Approximately 75-85% of vesical urothelial carcinomas are non-muscle invasive bladder cancers (NMIBC). The primary treatment is transurethral resection (TUR) followed by adjuvant intravesical therapies with immunotherapy (BCG) and/or chemotherapy agents (i.e. mitomycin C – MMC). Unfortunately, the response to intravesical treatments is variable and incomplete and there is a un-met clinical need to improve its efficacy for reducing the recurrence rate and progression to muscle invasive BC (MIBC). Recently, has been showed that MMC induces immunogenic cell death (ICD), determining the expression of specific damage signals, like HMGB1 molecule, that favors the phagocytosis of dying tumor cells, the activation of innate immune cells and the presentation of tumor antigens to T lymphocytes [1]. The identification of ICD as a novel immune-related mechanism of action of MMC could provide opportunities to optimize bladder cancer management by proposing the use of MMC in a “neoadjuvant” setting.
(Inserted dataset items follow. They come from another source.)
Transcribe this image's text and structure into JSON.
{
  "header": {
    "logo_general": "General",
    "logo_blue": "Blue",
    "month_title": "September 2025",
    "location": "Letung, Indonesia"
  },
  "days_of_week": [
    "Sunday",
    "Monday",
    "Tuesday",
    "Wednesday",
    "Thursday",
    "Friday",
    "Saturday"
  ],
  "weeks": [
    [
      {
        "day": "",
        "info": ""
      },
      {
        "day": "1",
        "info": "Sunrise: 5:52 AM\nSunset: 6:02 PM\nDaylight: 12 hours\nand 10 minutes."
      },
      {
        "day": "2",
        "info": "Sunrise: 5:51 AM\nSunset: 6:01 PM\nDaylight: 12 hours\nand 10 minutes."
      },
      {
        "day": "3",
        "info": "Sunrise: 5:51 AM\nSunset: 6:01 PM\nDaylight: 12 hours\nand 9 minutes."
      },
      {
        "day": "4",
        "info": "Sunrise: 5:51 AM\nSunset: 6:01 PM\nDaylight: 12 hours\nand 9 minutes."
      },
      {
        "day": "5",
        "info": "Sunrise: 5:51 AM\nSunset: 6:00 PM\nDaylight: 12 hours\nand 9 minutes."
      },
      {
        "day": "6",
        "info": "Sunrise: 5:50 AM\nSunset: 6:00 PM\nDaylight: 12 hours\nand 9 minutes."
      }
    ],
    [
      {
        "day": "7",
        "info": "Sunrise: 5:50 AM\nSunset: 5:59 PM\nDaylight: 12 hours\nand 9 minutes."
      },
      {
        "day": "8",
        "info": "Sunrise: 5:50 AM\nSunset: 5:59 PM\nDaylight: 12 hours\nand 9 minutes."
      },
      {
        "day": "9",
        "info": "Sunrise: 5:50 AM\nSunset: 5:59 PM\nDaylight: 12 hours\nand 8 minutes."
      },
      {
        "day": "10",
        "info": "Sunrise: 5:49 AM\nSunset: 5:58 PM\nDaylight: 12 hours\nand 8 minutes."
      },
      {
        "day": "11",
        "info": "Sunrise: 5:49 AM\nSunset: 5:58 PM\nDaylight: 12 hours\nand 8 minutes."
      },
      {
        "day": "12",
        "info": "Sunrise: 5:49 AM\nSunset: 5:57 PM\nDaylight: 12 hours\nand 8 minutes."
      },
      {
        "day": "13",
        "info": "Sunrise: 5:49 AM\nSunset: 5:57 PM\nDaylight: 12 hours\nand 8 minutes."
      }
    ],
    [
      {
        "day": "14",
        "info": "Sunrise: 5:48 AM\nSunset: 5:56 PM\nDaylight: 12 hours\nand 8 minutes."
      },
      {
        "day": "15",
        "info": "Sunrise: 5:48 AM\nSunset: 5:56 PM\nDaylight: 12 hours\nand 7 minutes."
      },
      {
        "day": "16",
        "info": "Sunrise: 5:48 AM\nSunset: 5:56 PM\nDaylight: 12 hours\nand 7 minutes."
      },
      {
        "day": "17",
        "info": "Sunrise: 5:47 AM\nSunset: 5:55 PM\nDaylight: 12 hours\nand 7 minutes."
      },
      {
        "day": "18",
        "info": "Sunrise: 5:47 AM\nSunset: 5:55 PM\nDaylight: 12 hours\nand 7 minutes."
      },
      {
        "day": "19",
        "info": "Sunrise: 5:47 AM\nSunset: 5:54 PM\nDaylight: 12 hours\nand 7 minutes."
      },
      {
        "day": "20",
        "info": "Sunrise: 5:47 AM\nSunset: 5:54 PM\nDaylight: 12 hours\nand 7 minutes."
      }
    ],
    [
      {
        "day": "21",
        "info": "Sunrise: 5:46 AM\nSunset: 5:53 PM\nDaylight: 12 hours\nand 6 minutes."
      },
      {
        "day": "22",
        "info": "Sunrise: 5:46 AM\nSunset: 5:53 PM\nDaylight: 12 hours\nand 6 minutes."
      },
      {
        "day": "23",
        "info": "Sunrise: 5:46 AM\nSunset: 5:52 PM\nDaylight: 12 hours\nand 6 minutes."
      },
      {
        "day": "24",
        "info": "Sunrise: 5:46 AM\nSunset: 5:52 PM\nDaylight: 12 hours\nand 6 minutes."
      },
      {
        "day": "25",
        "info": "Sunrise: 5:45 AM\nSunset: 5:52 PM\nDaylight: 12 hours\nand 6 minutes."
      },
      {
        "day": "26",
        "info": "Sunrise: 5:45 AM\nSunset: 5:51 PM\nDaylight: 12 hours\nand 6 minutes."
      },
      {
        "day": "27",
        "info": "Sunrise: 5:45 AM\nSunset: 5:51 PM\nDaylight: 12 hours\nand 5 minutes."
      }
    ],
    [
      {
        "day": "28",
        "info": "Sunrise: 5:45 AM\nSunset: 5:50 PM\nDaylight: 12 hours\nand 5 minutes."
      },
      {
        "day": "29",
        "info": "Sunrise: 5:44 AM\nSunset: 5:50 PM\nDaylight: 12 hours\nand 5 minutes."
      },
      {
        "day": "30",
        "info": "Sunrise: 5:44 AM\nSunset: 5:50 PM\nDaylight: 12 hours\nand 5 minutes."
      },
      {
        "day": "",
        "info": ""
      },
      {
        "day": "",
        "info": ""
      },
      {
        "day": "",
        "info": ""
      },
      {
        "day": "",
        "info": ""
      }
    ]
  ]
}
The aim of current clinical trial is to test the hypothesis that the neoadjuvant instillation of MMC in patients with NMIBC may reduce the recurrence rate and/or progression to MIBC.

Methods

This is a prospective phase III randomized clinical trial in patients with primary treatment-naïve NMIBC recruiting since March 2022 (EudraCT 2021-003751-42_studio ICH-013-MMC). Patients are randomized 1:1 to neo-adjuvant MMC or standard of care. Patients enrolled in the neo-MMC group receive two intravesical instillations of MMC (40 mg/40 ml saline) in the 2 weeks before (days: -14 and -7) the scheduled TUR (day: 0). After TUR, as for clinical practice, both controls and neoMMC subjects, undergo adjuvant treatment, if required, based on the histological evaluation of the tumor and following EAU/PMID: 33040478 guidelines. The primary endpoint of the study is to evaluate the efficacy of MMC neoadjuvant treatment in reducing the recurrence rate of BC calculated as the proportion of patients who achieve a complete response (no evidence of BC after 3, 6, 12 and 24 mo.). The secondary clinical endpoint will be the analysis of the rate of grade and stage progression to MIBC in case of recurrence and the correlation with specific biomarker (i.e. expression of HMGB1). Consider that the primary aim of the study is to see a reduction of relapse, leading to an HR of 0.6, estimating on the control group a 30% relapse free at 12 months. With equal-sized group, a two-sided significance level test (α =0.05) with power 80% power (β=0.2), and assume that recruitment was to be terminated after 12 months, with a 2-year follow up, the required sample size is approximate 160 patient, 80 in each group (control / neoMMC). References: 1. Oresta B, et al Sci Transl Med. Jan 6;13(575):eaba6110 Clinical trial information: EudraCT 2021-003751-42_studio ICH-013 (MMC).